Five young people converge for a one night stop-over in Bangkok. Whether it was destined or just a stuff up, what happens there binds them together and profoundly alter the direction of their lives. The series follows the group, both together and separately as they travel to each other's countries or return home some to reinvent themselves, others to find themselves. Woven through their stories are the lives of an older, but not necessarily wiser generation—still living the mistakes of their own 20s. Only one thing is certain, whatever your age, everything looks different from 11,000 miles away.

==Cast==
- Alexandra Moen as Tamsin Dalgliesh
- Daniel MacPherson as Ned Frost
- Abe Forsythe as Nic Kirkh
- Leon Ockenden as Callum
- Kathryn Drysdale as Lizzie
- Oliver Chris as Sam
- Rebecca Gibney as Lydia
- Lisa McCune as Annabel
- Paul McGann as Jeremy Frost
- Brooke Satchwell as Felicity
- Ramon Tikaram as Jim/Robbie
- Nicholas Bell as James Frost
- Jacek Koman as Magnus
- Bob Franklin
- Gareth Yuen as Charlie
- Georgina Naidu as Dr Ngabo
- Daniel Amalm as Brad
- Ian Bliss as Ken

==Production==
- Conceived in 2003 by Andrew Knight and Andrea Denholm, who discussed the idea with Mike Bullen while on a weekend trip.
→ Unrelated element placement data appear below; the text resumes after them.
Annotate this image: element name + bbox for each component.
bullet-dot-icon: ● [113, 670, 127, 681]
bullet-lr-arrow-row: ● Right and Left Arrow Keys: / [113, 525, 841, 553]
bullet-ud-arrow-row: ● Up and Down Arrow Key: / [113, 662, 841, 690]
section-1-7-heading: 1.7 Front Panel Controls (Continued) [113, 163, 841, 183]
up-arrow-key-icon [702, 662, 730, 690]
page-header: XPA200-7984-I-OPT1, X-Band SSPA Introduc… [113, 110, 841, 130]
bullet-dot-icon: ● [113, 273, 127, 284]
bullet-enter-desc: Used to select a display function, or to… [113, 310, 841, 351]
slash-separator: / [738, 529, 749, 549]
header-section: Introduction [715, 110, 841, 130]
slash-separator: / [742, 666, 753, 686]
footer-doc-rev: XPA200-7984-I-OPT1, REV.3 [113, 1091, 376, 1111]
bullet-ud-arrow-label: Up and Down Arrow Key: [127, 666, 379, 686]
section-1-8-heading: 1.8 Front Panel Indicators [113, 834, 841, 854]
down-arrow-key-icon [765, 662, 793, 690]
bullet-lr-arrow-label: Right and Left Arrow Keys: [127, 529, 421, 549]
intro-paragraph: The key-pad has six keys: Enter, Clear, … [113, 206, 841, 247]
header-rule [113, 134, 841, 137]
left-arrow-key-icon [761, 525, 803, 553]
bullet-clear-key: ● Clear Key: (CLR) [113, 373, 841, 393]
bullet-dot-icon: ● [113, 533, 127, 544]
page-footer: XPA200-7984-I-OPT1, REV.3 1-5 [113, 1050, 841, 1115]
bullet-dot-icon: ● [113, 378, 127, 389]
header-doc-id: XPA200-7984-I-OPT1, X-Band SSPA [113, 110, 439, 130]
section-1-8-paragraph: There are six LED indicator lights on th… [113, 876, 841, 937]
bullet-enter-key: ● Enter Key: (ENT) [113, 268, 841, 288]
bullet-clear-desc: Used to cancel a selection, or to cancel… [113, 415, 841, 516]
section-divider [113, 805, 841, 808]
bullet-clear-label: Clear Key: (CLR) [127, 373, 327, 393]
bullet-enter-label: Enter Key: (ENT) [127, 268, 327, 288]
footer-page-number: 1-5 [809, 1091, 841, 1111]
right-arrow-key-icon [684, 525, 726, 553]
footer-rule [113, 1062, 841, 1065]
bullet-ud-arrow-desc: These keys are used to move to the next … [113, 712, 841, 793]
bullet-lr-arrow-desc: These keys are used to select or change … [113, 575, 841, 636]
Knight and Denholm wanted to make a series about the difference between backpacking in 1976 and 2006.
- Filmed from 8 May to 11 August 2006.

==Episodes==

| No. | Title | Directed by | Written by | Original release date | Original UK air date |
| 1 | "Episode 1" | Sam Miller | Andrew Knight & Andrea Denholm | 25 October 2006 | 30 October 2006 |
Five young travellers meet in Bangkok where a tragic incident changes the direction of their lives. On her way to Australia, London lawyer Tamsin meets friends Lizzie and Callum for a one-night stop over in Bangkok. Joining them are Australians Ned and Nic, on their way to London. When a tragic accident proves life is fleeting, emotions rise to the surface, prompting a devastating confession, impulsive decisions and itinerary changes.
| 2 | "Episode 2" | Sam Miller | Andrew Knight & Matt King | 1 November 2006 | 6 November 2006 |
Tamsin finds it difficult to be excited about life in Sydney and is tempted when her fiancé appears, offering to take her home. Ned is dealt a major bombshell by his father. Callum throws himself into Sydney's gay scene but his enthusiasm appears to be a smoke screen for something darker. Homeless, Nic jumps at the chance to board with a fellow teacher and his family until he learns they have an unnatural obsession.
| 3 | "Episode 3" | Sam Miller | Andrea Denholm, Anna Funder & Andrew Knight | 8 November 2006 | 13 November 2006 |
Nic is blackmailed by the student he had sex with, while Lizzie attempts to put Dave's ghost to rest. As Tamsin's work fortunes change for the better, Jeremy returns to Australia to have it out with Lydia. And Callum has a sexual indiscretion of his own when a kinky stunt goes horribly wrong.
| 4 | "Episode 4" | Ian Watson | Andrea Denholm & Andrew Knight | 15 November 2006 | 20 November 2006 |
Ned finally lands a role in a 'cutting edge' play and treats it with all the seriousness he thinks it affords - to his own detriment. Meanwhile, in an effort to turn his luck around, Nic works at a plan involving his thesis on probability in the airline industry. Lizzie is surprised when Robbie tracks her down. Tamsin faces Jeremy in court and struggles with her conscience.
| 5 | "Episode 5" | Ian Watson | Andrew Knight | 22 November 2006 | 27 November 2006 |
Just when Tamsin accepts that her career is over, she is granted a last-minute reprieve by an unexpected source. Callum is shocked to learn Charlie is engaged. Magnus reveals he has feelings for Lydia. In London, Ned agrees to pose as Lizzie's boyfriend for her domineering sister, and ultimately finds himself enjoying the charade. Nic struggles to adapt to the corporate environment of his new job while trying to prove himself, all the while wondering if his high flying career is over before it began.
| 6 | "Episode 6" | Ian Watson | Andrew Knight | 29 November 2006 | 4 December 2006 |
As Tamsin prepares for her wedding, she tries to convince herself it's the right thing to do. Nic works hard to convince himself he belongs with Flick. But when Tamsin and Nic find themselves alone together, their actions suggest otherwise. Ned finally admits an attraction to Lizzie but his desire to reignite his career proves an obstacle.